I turned 44 and Hit the wall!




You Are a Colon




You are very orderly and fact driven.

You aren't concerned much with theories or dreams... only what's true or untrue.



You are brilliant and incredibly learned. Anything you know is well researched.

You like to make lists and sort through things
step by step. You aren't subject to whim or emotions.



Your friends see you as a constant source of knowledge and advice.

(But they are a little sick of you being right all of the time!)



You excel in: Leadership positions



You get along best with: The Semi-Colon

What Punctuation Mark Are You?



Well I just found this cute little quiz (thanks Tina!)and I was quite surprised to find out I was a
colon-

That's cool, I can live with that.



On being 44...

I am really happy to be at the age I am, doing what I am doing. And isn't that good?
I have been very dissatisfied at other times in my life, but generally speaking , since turning 40 I have appreciated and cherished what-ever age I am at, for various reasons...

Lets have a look at some of those:
  • I now know a lot more about what makes me tick, and don't get all hung up in crises of identity- I am who I am and that's good enough.

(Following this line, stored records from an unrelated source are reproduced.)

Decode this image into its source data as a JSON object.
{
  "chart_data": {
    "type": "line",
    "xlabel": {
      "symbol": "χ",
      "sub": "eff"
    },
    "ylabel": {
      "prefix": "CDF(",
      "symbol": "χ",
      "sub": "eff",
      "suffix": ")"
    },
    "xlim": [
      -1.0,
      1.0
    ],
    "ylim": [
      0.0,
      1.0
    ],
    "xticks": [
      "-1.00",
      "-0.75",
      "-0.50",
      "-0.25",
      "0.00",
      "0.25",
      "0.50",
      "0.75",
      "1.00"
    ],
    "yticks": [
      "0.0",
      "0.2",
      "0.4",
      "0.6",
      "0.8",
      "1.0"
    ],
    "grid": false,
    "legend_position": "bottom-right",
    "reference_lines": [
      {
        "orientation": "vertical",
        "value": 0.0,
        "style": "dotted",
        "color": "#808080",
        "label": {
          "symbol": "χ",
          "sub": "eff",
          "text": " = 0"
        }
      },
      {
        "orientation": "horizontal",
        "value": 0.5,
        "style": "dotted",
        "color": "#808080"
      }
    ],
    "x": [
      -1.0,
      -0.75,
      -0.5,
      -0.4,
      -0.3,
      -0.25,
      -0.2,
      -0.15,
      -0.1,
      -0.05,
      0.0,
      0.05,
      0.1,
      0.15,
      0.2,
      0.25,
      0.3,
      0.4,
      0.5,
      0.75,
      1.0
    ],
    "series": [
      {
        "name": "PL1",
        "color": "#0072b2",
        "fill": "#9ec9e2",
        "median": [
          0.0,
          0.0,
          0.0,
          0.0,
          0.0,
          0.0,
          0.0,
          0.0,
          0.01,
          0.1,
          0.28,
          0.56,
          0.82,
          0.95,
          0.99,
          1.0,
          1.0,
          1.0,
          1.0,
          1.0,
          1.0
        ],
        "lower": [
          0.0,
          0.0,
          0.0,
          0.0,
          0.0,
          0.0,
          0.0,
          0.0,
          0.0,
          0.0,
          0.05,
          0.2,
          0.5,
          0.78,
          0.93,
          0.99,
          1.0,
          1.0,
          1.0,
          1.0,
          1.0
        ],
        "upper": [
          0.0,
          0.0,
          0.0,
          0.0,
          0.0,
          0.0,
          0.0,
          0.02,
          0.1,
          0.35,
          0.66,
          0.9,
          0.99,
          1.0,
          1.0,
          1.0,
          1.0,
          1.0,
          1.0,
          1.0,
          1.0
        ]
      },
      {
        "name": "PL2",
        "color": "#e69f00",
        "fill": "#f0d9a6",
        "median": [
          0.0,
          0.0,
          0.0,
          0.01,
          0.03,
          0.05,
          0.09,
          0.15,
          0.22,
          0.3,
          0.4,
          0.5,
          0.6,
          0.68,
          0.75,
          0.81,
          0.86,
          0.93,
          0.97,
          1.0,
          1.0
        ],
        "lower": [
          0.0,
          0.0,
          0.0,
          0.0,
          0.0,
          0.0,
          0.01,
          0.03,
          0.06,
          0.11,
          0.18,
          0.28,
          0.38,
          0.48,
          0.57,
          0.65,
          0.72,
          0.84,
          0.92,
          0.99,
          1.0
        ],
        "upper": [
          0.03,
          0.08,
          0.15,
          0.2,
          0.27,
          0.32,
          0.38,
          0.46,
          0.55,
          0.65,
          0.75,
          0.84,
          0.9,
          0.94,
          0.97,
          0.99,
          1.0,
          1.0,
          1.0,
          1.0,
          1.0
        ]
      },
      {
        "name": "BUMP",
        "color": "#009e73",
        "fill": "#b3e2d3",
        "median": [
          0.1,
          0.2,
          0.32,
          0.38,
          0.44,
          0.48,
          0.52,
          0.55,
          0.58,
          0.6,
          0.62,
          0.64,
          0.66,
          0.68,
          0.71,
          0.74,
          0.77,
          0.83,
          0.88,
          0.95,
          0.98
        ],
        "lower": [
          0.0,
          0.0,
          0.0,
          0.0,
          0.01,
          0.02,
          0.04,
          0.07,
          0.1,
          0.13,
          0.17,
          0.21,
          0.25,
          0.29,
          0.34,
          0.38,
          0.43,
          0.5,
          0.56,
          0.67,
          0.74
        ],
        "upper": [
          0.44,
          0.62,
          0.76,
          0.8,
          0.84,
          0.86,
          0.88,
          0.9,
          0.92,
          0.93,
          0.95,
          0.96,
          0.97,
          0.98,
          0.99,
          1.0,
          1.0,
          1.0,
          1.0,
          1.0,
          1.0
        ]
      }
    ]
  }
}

If God loves me, who am I to not love myself?
  • I am on the road to fitter and healthier, of course I have set-backs, as we all do, but I don't let them crush my drive to get to a healthier me. I now understand the processes that kept me quite down-trodden and depressed for many years whilst my kids were little. I am working my way into the potentially healthy and vital lifestyle I am meant to live.
  • I am, although not perfect physically yet, comfortable in my own skin. I know what looks good on me, I like my good bits- my hair, my smile. And apparently everyone's NOT looking at me or my fat bum all the time!
  • I also know I have some pretty awful bits, inside and out. And that's humbling, grounding and I think healthy. I don't hate myself- but I know there's always room for improvement. I could be a better listener, and a much better friend, a better mother and wife, daughter etc. But I'm willing to learn to be.
  • I'm studying at Uni- and this is a dream come true- I planned it and thought about it- and now it's happening. And my life is so much the richer for it. The piece of paper at the end will be a wonderful reward; what I'm learning about life in general as I study is an even greater reward.
  • I have learnt a lot about love and relationships and I feel OK with myself about how I conduct some really tricky family relationships. I've had to learn to forgive and also to love from a place of security- in knowing that the past is past. I can move forward in life- even if others have trouble doing the same.
  • I am not afraid to show emotion, to be the odd one out occasionally, to feel passionate about things, even if I'm seen to be different.
That's some of the reasons why I am a satisfied and happy 44 year old. My life is not perfect, but it's pretty close. I guess if I hadn't had a fairly unhappy and traumatic youth and young adulthood, I might not be able to appreciate all that I have now in family love, a good marriage and health.
Maybe I would have, but I can't have those years back to do them better, so I will try to make the most of the ones I have ahead of me!